Mas pode-se intervir publicamente e ser-se discreta, porque a discrição é uma atitude de humildade, de compreensão para com o outro e de assumir a sua responsabilidade humildemente. Isso é que é discrição. Discrição não é andar com burca, nem não gostar de declarações. Isso é uma deturpação esmagadora para a personalidade de quem é magistrado. O magistrado tem uma liberdade de expressão limitada e o meu limite é a minha deontologia profissional, é a minha neutralidade pública. Os comentários que faço publicamente sempre são de índole criminológica.

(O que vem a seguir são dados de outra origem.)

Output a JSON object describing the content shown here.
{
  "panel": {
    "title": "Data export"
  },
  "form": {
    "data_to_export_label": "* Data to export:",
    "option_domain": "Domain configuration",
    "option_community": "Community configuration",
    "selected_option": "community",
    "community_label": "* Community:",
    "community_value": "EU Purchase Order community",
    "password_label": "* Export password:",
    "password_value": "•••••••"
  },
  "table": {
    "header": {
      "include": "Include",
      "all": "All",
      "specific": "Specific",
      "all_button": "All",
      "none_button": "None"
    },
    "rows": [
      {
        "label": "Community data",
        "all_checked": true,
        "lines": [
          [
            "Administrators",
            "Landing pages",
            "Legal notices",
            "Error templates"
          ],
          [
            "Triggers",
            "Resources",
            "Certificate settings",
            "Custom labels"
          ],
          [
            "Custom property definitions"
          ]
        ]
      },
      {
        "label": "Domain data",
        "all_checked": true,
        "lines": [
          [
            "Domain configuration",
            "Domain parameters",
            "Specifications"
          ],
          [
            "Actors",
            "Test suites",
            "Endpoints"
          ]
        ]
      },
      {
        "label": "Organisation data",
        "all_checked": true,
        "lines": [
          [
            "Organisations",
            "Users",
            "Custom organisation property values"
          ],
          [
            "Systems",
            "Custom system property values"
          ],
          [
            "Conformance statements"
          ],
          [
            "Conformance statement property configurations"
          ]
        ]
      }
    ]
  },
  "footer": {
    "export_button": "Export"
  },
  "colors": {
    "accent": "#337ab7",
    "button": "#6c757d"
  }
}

-- Como sempre que se pronunciou sobre a corrupção em Portugal?
- Sim. Mas não posso tomar posição sobre o processo. Mas posso tomar posições públicas por valores de transparência, integridade e honestidade, e contra a corrupção. Isso, o magistrado pode e deve fazer.

-- E com isso tornou-se uma figura pública.
- Quando fui presa antes do 25 de Abril,
o meu nome andou nos jornais. As pessoas não se lembram. Mas de facto a televisão muda as coisas.

-- E ao seu nome passou a associar-se um rosto.
- Com o surgimento das privadas, com os primeiros julgamentos acompanhados. Nos anos 90,
as televisões entraram de rompante no Tribunal da Boa Hora. Apareceram algumas imagens a propósito do caso Melancia, a seguir foi a história da Polícia Judiciária, e uma fase de intervenção pública de denúncia de corrupção entre 2003 e 2006. Encaro estas coisas como uma tomada de posição pública; explicar que a corrupção fazia muito mal ao país. Agora as pessoas já percebem. Na altura achavam que era alguma "justicialite" minha. Infelizmente, a vida até me deu razão. As pessoas acabaram por ter noção do que era a corrupção, mas não foi por minha causa. Foi à custa do resgate, da pobreza, e de repente toda a gente descobriu como é que os nossos impostos foram gastos nos últimos 20 anos. Não quero dar lições a ninguém, sou uma simples magistrada, posso reformar-me a qualquer momento. Tenho 67 anos, penso que já preencho os requisitos e tenho o distanciamento próprio de quem a qualquer momento pode sair.

-- Com encara esse momento?
- É mais uma separação que não quero encarar.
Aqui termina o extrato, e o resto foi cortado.